Diário de uma quarentena | 28º dia, 17 de abril – Delírios
"Eu tive delírios, muitos delírios. Eu escrevi todos esses delírios"

Neuton Correa, de Neuton Corrêa*
Publicado em: 17/04/2020 às 22:26 | Atualizado em: 17/04/2020 às 22:26
Hoje é sexta-feira. São 21h09.
O Amazonas conta agora 1.809 pessoas contaminadas, confirmadas, pelo novo coronavírus (Covid-19).
O número de mortes saltou de 124 para 145 em 24 horas. Foram 21 óbitos de ontem para hoje.
Hoje, a letalidade no Estado é maior do que a média nacional (6,4%). Aqui, chegou a 8,02%.
Em Manaus, o grau de contaminação assusta.
O vírus está em todos os bairros, segunda as autoridades de saúde.
Da mesma forma, a doença se alastra pelo interior do Estado. Ao menos 35% dos 61 municípios já registraram casos.
Em Maués, a doença chegou às aldeias sateré mawé, onde vivem sete mil índios.
Um indígena morreu e ele há meses não ia à cidade.
Recorde nacional
O número de mortes pelo vírus no Brasil bateu recorde de ontem para hoje: 217, em 24 horas.
Com isso, o país já registra 2.141 mortos na pandemia, por enquanto.

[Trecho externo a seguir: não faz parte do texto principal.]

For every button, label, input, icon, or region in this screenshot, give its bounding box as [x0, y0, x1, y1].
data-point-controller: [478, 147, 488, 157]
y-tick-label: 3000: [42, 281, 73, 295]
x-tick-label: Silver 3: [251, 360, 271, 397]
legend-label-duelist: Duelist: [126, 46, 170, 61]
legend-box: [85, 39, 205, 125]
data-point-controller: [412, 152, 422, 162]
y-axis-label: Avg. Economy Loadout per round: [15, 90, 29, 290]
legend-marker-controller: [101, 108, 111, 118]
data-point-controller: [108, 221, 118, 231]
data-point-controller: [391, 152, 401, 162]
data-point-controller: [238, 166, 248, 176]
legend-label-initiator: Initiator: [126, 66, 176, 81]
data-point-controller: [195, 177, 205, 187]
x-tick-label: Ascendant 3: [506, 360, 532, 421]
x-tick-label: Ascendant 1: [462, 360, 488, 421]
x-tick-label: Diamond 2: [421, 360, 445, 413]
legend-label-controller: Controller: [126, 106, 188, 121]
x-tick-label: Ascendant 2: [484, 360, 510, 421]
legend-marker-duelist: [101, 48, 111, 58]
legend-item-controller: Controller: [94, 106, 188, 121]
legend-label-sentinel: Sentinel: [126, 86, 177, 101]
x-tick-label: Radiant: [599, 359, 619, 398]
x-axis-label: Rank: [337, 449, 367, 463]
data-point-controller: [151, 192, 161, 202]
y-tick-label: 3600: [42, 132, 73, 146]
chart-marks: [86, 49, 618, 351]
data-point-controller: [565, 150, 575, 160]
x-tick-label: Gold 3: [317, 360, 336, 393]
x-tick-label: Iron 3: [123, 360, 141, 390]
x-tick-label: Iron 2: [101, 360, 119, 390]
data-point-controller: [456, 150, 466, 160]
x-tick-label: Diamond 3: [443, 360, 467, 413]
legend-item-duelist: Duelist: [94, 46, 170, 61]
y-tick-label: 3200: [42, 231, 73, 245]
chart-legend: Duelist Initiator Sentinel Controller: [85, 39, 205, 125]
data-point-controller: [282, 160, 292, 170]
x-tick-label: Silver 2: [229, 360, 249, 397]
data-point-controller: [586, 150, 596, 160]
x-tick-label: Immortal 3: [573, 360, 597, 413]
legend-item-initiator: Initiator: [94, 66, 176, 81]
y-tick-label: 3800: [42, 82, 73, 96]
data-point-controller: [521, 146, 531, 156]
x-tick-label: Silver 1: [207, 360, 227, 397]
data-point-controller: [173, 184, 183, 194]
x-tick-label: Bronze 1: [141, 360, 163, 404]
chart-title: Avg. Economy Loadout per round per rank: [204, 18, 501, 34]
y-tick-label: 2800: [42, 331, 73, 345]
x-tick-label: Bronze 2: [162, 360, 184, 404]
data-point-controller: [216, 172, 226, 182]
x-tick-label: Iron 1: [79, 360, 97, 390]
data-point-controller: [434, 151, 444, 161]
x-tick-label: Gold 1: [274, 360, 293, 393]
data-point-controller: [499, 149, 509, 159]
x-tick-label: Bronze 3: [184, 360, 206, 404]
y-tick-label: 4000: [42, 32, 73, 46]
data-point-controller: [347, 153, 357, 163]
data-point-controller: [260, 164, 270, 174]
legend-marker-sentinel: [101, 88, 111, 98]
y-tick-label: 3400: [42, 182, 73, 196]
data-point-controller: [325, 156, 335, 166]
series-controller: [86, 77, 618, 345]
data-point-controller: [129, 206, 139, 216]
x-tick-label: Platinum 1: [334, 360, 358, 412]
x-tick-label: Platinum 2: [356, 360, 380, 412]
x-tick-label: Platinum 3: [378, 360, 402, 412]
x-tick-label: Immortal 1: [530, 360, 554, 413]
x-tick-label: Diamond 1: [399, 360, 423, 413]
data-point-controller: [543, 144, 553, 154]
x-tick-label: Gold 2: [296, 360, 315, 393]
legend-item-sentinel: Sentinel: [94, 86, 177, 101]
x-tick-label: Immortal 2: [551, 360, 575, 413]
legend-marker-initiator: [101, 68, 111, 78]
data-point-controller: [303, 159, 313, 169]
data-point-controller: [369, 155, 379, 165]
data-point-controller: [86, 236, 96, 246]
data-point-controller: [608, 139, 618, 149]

Por enquanto, porque as autoridades de saúde prevêem um salto ainda maior.
O presidente da República voltou a defender a flexibilização da quarentena. Isso pode significar ainda mais o aumento de contaminação e mortes.
Festa no hospital
Há pouco houve festa no hospital Adventista de Manaus para comemorar a saída do Nelsinho da UTI.
Antônio Nelson Oliveira Júnior, secretário Municipal de Meio Ambiente e Sustentabilidade da Prefeitura de Manaus (Semmas), estava internado há 25 dias e ficou 13 intubado.
Contaminado pela peste, ele lutou bravamente.
As histórias de cura se repetem nos hospitais, que agora estão recebendo câmaras frigoríficas para congelar os mortos.
Delírios
Lembram do amigo sobre o qual venho escrevendo desde o começo da semana?
Tenório Telles (foto), Tenório Nunes Telles de Menezes, 56 anos, imortal da Academia Amazonense de Letras, teve alta no começo da noite.
Lutou pela vida contra o coronavírus desde o sábado passado.
Na segunda-feira, ele chegou a se despedir dos amigos.
Recebi a notícia e procurei me informar com os amigos do hospital Samel, onde ele estava internado.
Um amigo, que passei a chamá-lo de anjo, me respondeu: “Ele não vai morrer e ainda vai viver muito”.
Antes da saída dele do hospital, o anjo me ligou e disse hoje:
“Seu amigo recebeu alta e só está esperando os papeis para sair”.
No ato liguei para ele.
“Tenório, falei muito sobre você para os amigos que estão acompanhando este diário. Disse que você iria escrever alguma coisa para contar sua experiência nessa luta”.
E ele me respondeu:
“Eu tive delírios, muitos delírios. Essa doença faz a gente sentir tanta dor que há momentos em que, em mim, a dor desaparecia e eu tinha delírios. Eu escrevi todos esses delírios e quero que você publique-os”
Assim como vocês, já estou à espera.